Honestly, I think if you wanted to focus on deformities, that you should have tried something like a facial abnormality. Neurofibromatosis seems more like a candidate for a illness-treatment story (e.g. cancer book), rather than a social impact book. And if you are focusing on the psychological damage Ava suffers from, make it less obvious. You don't need to shout at us that she cuts. Say something along the lines of, "the cuts on my forearm itched under my sweater." Don't tell us she cuts herself. Also, I think the words are a bit far-fetched. Most people, even if they are depressed, won't carve insults into their own skin.
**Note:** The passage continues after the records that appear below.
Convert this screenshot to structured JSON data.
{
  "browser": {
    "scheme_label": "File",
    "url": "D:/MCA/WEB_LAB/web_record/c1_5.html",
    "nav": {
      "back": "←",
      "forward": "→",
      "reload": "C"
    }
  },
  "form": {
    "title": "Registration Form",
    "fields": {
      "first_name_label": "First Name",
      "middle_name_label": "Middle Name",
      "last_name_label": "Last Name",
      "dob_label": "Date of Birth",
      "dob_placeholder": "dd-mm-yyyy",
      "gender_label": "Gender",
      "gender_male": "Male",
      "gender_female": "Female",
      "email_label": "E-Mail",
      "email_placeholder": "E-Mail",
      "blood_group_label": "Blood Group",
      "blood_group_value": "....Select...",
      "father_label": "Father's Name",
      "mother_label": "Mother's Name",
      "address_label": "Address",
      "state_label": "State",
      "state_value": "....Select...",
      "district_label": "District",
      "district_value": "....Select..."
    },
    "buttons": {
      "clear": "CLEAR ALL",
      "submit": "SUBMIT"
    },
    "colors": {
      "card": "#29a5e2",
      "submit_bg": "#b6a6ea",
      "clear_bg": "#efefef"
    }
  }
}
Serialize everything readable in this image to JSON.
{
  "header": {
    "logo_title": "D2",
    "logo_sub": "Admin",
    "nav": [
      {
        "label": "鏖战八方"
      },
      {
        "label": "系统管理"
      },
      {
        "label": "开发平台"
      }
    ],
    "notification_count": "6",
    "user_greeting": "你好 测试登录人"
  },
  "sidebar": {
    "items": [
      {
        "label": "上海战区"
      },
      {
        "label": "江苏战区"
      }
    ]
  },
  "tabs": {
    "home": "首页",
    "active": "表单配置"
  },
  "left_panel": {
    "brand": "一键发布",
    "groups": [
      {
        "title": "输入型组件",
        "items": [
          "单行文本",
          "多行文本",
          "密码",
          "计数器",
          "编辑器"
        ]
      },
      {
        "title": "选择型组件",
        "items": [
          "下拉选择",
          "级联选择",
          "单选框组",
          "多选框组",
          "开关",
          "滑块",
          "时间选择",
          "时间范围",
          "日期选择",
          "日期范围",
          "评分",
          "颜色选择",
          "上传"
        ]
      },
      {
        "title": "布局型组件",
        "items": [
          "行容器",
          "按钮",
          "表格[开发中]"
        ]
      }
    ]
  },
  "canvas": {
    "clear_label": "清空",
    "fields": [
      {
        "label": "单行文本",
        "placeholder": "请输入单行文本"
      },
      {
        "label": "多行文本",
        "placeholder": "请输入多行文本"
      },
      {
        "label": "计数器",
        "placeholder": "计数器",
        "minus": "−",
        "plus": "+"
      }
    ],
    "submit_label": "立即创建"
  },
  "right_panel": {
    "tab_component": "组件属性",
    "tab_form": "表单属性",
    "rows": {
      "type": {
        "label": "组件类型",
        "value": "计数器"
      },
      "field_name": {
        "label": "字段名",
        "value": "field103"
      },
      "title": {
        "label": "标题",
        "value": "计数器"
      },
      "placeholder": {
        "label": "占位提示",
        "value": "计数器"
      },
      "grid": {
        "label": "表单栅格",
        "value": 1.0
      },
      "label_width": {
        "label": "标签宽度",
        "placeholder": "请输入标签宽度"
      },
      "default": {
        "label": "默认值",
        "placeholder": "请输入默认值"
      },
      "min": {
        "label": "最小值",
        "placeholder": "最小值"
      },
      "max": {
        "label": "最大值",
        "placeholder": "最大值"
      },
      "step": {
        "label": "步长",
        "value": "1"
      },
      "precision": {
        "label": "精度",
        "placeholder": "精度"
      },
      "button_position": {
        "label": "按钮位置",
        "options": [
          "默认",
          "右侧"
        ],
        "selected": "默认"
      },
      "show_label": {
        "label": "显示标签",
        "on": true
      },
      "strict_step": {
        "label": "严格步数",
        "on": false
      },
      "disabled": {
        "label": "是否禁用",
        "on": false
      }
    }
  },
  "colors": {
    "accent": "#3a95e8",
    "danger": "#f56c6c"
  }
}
Despite that, I enjoyed reading it and hope that you continue writing it. One tip: I'd make the names of other characters more normal: Zemson, Lunetta and Blaize just kind of slapped me in the face and screamed, "We're cool, exotic names! CHECK IT OUT!" I don't think you need to use their names at all, because there aren't characters attached to them. Just say, "the other kids from my street got on the bus," or words to that effect (probably phrase it better than I did). The characters that Ava interacts with need names, but random people off the street don't. Oh, and in the paragraph where Carrie is described, you've written, "however, Carrie while Carrie has a..." Just cut out the first Carrie - I'm guessing you lost track of where you were up to while writing it. I do it all the time. :)
I look forward to reading more of your work, and especially finding out more about Ava and how she deals with her situation.